Australia, a partir del 10 de diciembre, marca un punto de inflexión en el debate global sobre infancias y tecnología; en ese país entra en vigencia una ley que prohíbe que menores de 16 años usen redes sociales. La medida ya impacta en la agenda internacional.
Más que una simple restricción, esta ley funciona como una lupa: nos obliga a mirar de frente los riesgos, las desigualdades y el vacío adulto reemplazado por las plataformas que ocupan el rol de crianza. Y también nos invita a preguntarnos si la prohibición, por sí sola, alcanza para reconstruir una infancia más segura, diversa y emocionalmente saludable.
Dicha ley intenta poner un límite claro. No se trata solo de restringir el acceso: obliga a las plataformas a implementar verificaciones de edad confiables, bajo multas millonarias. Esta presión regulatoria introduce una señal ética y es que el bienestar infantil no puede quedar librado al azar en el negocio digital.
Este tema vuelve a poner en escena una pregunta profunda: ¿hasta qué punto estamos dispuestos a proteger a los chicos del ecosistema digital que nosotros mismos creamos?
Los datos son elocuentes.
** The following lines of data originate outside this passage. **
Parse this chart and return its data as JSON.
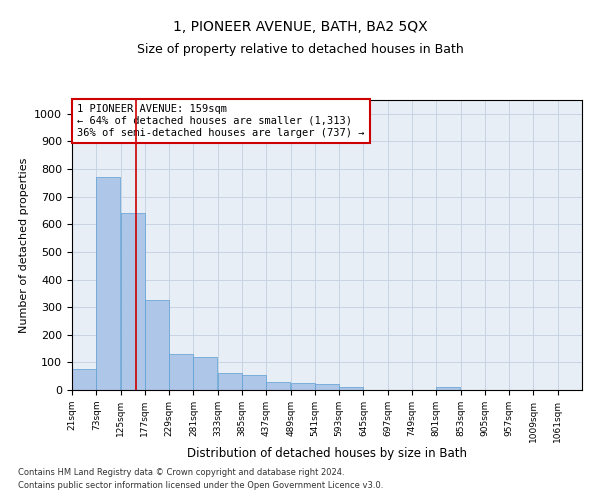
{
  "title": "1, PIONEER AVENUE, BATH, BA2 5QX",
  "subtitle": "Size of property relative to detached houses in Bath",
  "xlabel": "Distribution of detached houses by size in Bath",
  "ylabel": "Number of detached properties",
  "footnote1": "Contains HM Land Registry data © Crown copyright and database right 2024.",
  "footnote2": "Contains public sector information licensed under the Open Government Licence v3.0.",
  "property_size": 159,
  "annotation_line1": "1 PIONEER AVENUE: 159sqm",
  "annotation_line2": "← 64% of detached houses are smaller (1,313)",
  "annotation_line3": "36% of semi-detached houses are larger (737) →",
  "bin_labels": [
    "21sqm",
    "73sqm",
    "125sqm",
    "177sqm",
    "229sqm",
    "281sqm",
    "333sqm",
    "385sqm",
    "437sqm",
    "489sqm",
    "541sqm",
    "593sqm",
    "645sqm",
    "697sqm",
    "749sqm",
    "801sqm",
    "853sqm",
    "905sqm",
    "957sqm",
    "1009sqm",
    "1061sqm"
  ],
  "bin_edges": [
    21,
    73,
    125,
    177,
    229,
    281,
    333,
    385,
    437,
    489,
    541,
    593,
    645,
    697,
    749,
    801,
    853,
    905,
    957,
    1009,
    1061,
    1113
  ],
  "bar_heights": [
    75,
    770,
    640,
    325,
    130,
    120,
    60,
    55,
    30,
    25,
    20,
    12,
    0,
    0,
    0,
    12,
    0,
    0,
    0,
    0,
    0
  ],
  "bar_color": "#aec6e8",
  "bar_edge_color": "#5a9fd4",
  "vline_x": 159,
  "vline_color": "#cc0000",
  "ylim": [
    0,
    1050
  ],
  "yticks": [
    0,
    100,
    200,
    300,
    400,
    500,
    600,
    700,
    800,
    900,
    1000
  ],
  "grid_color": "#c8d4e3",
  "bg_color": "#e8eef5",
  "annotation_box_color": "#cc0000",
  "title_fontsize": 10,
  "subtitle_fontsize": 9
}
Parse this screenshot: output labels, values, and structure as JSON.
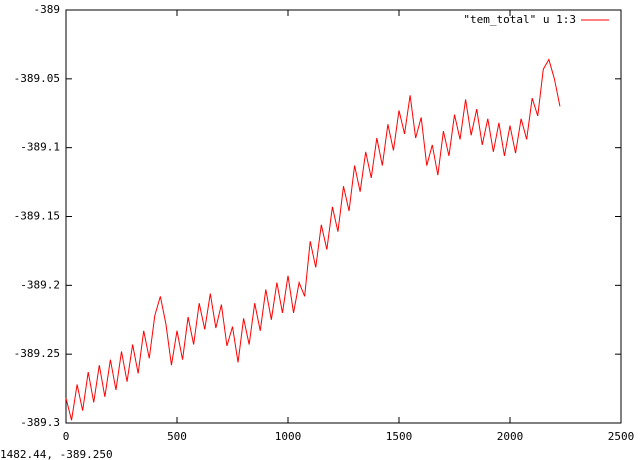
{
  "chart_data": {
    "type": "line",
    "legend": "top-right",
    "grid": false,
    "x": [
      0,
      25,
      50,
      75,
      100,
      125,
      150,
      175,
      200,
      225,
      250,
      275,
      300,
      325,
      350,
      375,
      400,
      425,
      450,
      475,
      500,
      525,
      550,
      575,
      600,
      625,
      650,
      675,
      700,
      725,
      750,
      775,
      800,
      825,
      850,
      875,
      900,
      925,
      950,
      975,
      1000,
      1025,
      1050,
      1075,
      1100,
      1125,
      1150,
      1175,
      1200,
      1225,
      1250,
      1275,
      1300,
      1325,
      1350,
      1375,
      1400,
      1425,
      1450,
      1475,
      1500,
      1525,
      1550,
      1575,
      1600,
      1625,
      1650,
      1675,
      1700,
      1725,
      1750,
      1775,
      1800,
      1825,
      1850,
      1875,
      1900,
      1925,
      1950,
      1975,
      2000,
      2025,
      2050,
      2075,
      2100,
      2125,
      2150,
      2175,
      2200,
      2225
    ],
    "series": [
      {
        "name": "\"tem_total\" u 1:3",
        "color": "#ff0000",
        "values": [
          -389.282,
          -389.298,
          -389.272,
          -389.291,
          -389.263,
          -389.285,
          -389.258,
          -389.281,
          -389.254,
          -389.276,
          -389.248,
          -389.27,
          -389.243,
          -389.264,
          -389.233,
          -389.253,
          -389.222,
          -389.208,
          -389.228,
          -389.258,
          -389.233,
          -389.254,
          -389.223,
          -389.243,
          -389.213,
          -389.232,
          -389.206,
          -389.231,
          -389.214,
          -389.244,
          -389.23,
          -389.256,
          -389.224,
          -389.243,
          -389.213,
          -389.233,
          -389.203,
          -389.225,
          -389.198,
          -389.22,
          -389.193,
          -389.22,
          -389.198,
          -389.208,
          -389.168,
          -389.187,
          -389.156,
          -389.174,
          -389.143,
          -389.161,
          -389.128,
          -389.146,
          -389.113,
          -389.132,
          -389.103,
          -389.122,
          -389.093,
          -389.113,
          -389.083,
          -389.102,
          -389.073,
          -389.09,
          -389.062,
          -389.093,
          -389.078,
          -389.113,
          -389.098,
          -389.12,
          -389.088,
          -389.106,
          -389.076,
          -389.094,
          -389.065,
          -389.091,
          -389.072,
          -389.098,
          -389.079,
          -389.103,
          -389.082,
          -389.106,
          -389.084,
          -389.104,
          -389.079,
          -389.094,
          -389.064,
          -389.077,
          -389.043,
          -389.036,
          -389.05,
          -389.07
        ]
      }
    ],
    "xlim": [
      0,
      2500
    ],
    "xticks": [
      0,
      500,
      1000,
      1500,
      2000,
      2500
    ],
    "ylim": [
      -389.3,
      -389
    ],
    "yticks": [
      -389.3,
      -389.25,
      -389.2,
      -389.15,
      -389.1,
      -389.05,
      -389
    ]
  },
  "status": "1482.44, -389.250"
}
El 38% de niños y niñas entre 8 y 12 años usan las redes sociales y 35% de adolescentes reportan un uso diario excesivo y constante. Lo que es claro -sin dudas- es que las infancias acceden a la tecnología a través de un adulto que se las facilita.
Informes recientes (Unesco, 2024) muestran que plataformas exponen a menores contenidos potencialmente dañinos, tales como violencia, desafíos extremos, sexualización, entre otros. Y esto no es un accidente: es arquitectura algorítmica. Y cuando la infancia navega sin acompañamiento, queda expuesta a un menú de estímulos que ningún desarrollo emocional puede procesar sin consecuencias.
La ausencia parental, la falta de control a menores y el exceso de tiempo en pantalla son condimentos cruciales para la desinformación, la comparación social y problemas como ansiedad, depresión que afectan la vida de los chicos en el rendimiento escolar y en su cotidianeidad.
Sin embargo, ninguna ley sustituye el acompañamiento afectivo. Las familias siguen siendo el primer territorio donde se define qué significa habitar el mundo -también el digital- desde la seguridad, la diversidad y el cuidado amoroso.
El rol de padres, madres y cuidadores es controlar con afecto, acompañar desde el ejemplo, aun cuando los chicos todavía no tengan redes sociales. Es necesario fomentar espacios alternativos de sociabilidad real, lectura, arte, deporte, cultura; crear un clima donde el uso tecnológico no sea tabú, sino un tema habilitado, abierto, reflexivo. A veces es solo mostrarles que estamos disponibles para ellos y escucharlos, solo eso.
Prohibir sin acompañar genera clandestinidad. Acompañar sin poner límites genera vulnerabilidad.
Esta tarea no es simple. Si bien la ley marca un comienzo, no puede quedar en una medida aislada, debería formar parte de un ecosistema de inclusión y de derechos: educación mediática, salud mental accesible, acompañamiento escolar, plataformas transparentes y familias presentes. Para eso necesitamos repensar qué sociedad queremos y cuál estamos construyendo.
Pero, fundamentalmente, es necesario replantearnos cómo devolverle tiempo a las infancias y a las adolescencias, tiempo de juego, de ocio y de vínculos con otros sin la dictadura del “me gusta”. Tiempo para crecer sin estar permanentemente expuestos a una vidriera que exige perfección estética, entrar en un esquema determinado y presencia constante.
La prohibición antes de los 16 no resuelve todo, pero abre una puerta: la de volver a discutir la infancia sin romanticismos, la adolescencia sin simplificaciones y la tecnología sin ingenuidad. Quizás el verdadero desafío no sea decidir a qué edad se permite abrir una cuenta, sino qué mundo emocional, cultural y social estamos ofreciendo antes de que los chicos entren a ella.
Tal vez haya que admitirlo: no es a los chicos a quienes más incomoda esta ley, sino a los adultos porque nos obliga a mirar de frente algo que evitamos por años, le entregamos a las plataformas la crianza de una generación entera y ahora nos sorprende el daño.
La cuestión ya no es si los menores deben esperar hasta los 16 para entrar a las redes. La pregunta incómoda es otra: ¿estamos los adultos preparados para recuperar el rol que delegamos en algoritmos que nunca tuvieron vocación de cuidar?
El verdadero debate recién empieza. Y no es sobre redes sociales, es sobre el coraje que tenemos -o no- para reconstruir una cultura que vuelva a poner a las infancias y adolescencias en el centro del cuidado familiar amoroso. Es todo un desafío.